Sometimes, the process optimum may lay outside the explored design space. In the problem studied here, the conditions that maximize the final product titer are outside of the explored process region, namely, at a higher biomass induction concentration (25 g/kg at optimum, studied range 5–19 g/kg). This was done on purpose to assess the extrapolation capabilities of the hybrid-modeling framework. Studying the impact of these changes seems particularly interesting, as on one hand miss predictions of biomass concentration cause subsequent miss predictions in all other compounds (it is multiplied with the specific rates, wherefore it impacts on the evolution of all concentrations), but on the other hand, it also is an input to the nonparametric model (which typically does not extrapolate well). Figure 7 shows the predictions of the three aggregated hybrid models and the true response surface for the final product concentrations at the optimal biomass induction concentration (25 g/kg). It can be seen that the predicted response surfaces of all three models agree fairly well with the true response surface. Apart from the BBD-BAHM, which suggest that the optimal conditions are outside the investigated ones (for temperature and feeding rate), the optimal conditions are fairly accurately captured by the models.
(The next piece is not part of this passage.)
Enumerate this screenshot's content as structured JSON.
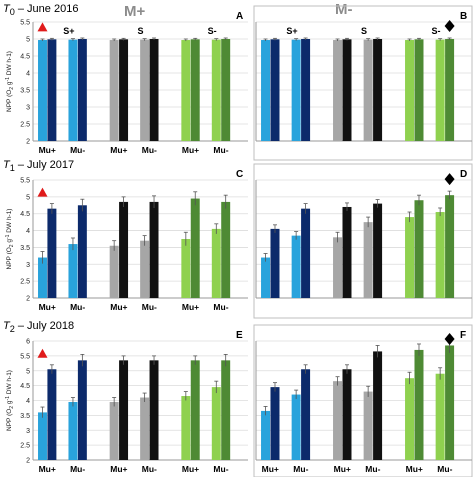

The error bounds provide an indication of the reliability of the predictions and it can be seen that the CCD-BAHM provides the most reliable predictions followed by the DD-BAHM.

Fig. 7
figure 7

Response surface of the final time product concentrations (\(t_{f} = 17\) h) at an initial biomass concentration of 25 g/kg obtained from the true process model and the CCD-, BBD-, and DD bootstrap-aggregated hybrid models. In addition, the standard deviations of the predictions are presented

Conclusions

This study investigated a hybrid-modeling method that combines mechanistic modeling with machine-learning methods to extract knowledge from data. In particular, a bootstrap-aggregated hybrid-modeling framework was studied to reduce the bias of the training and validation data choice, which is particular pronounced for small data sets with distinct changes in conditions, such as data obtained from statistical design of experiments. Three synthetic data sets of an E. coli fed-batch process generated by three distinct designs (central composite design, Box–Behnken design, and Doehlert design) were used to compare the different methods. Taking all results together, it may be concluded that the proposed bootstrap aggregation framework significantly increases the predictive power of hybrid semi-parametric models when the data are obtained by statistical design of experiments. This advantage is vital in a context of bioprocess development, because optimal operating conditions can be more accurately predicted by the hybrid model at each process development stage, thus globally reducing the experimental effort for process development. The ability to easily compute reliable error bounds of a dynamical system and for different model parts is particularly interesting for process monitoring and process optimization/control. Online decisions can be made not only on the basis of a profit function, but also on a quantitative measure of the reliability of predictions. The main downside is of course the increased computation time, which can be roughly estimated to be \(n_{\text{boot}}\) times higher (in our case 14 times higher) when compared to not doing bootstrap aggregation. However, with the ever-increasing computation power, this disadvantage is not seen as a severe limitation in practice. In the future, it should be studied whether other aggregation methods than averaging, e.g., data-domain-specific model prediction weighting (stacking or boosting alike) can improve the prediction performance even further.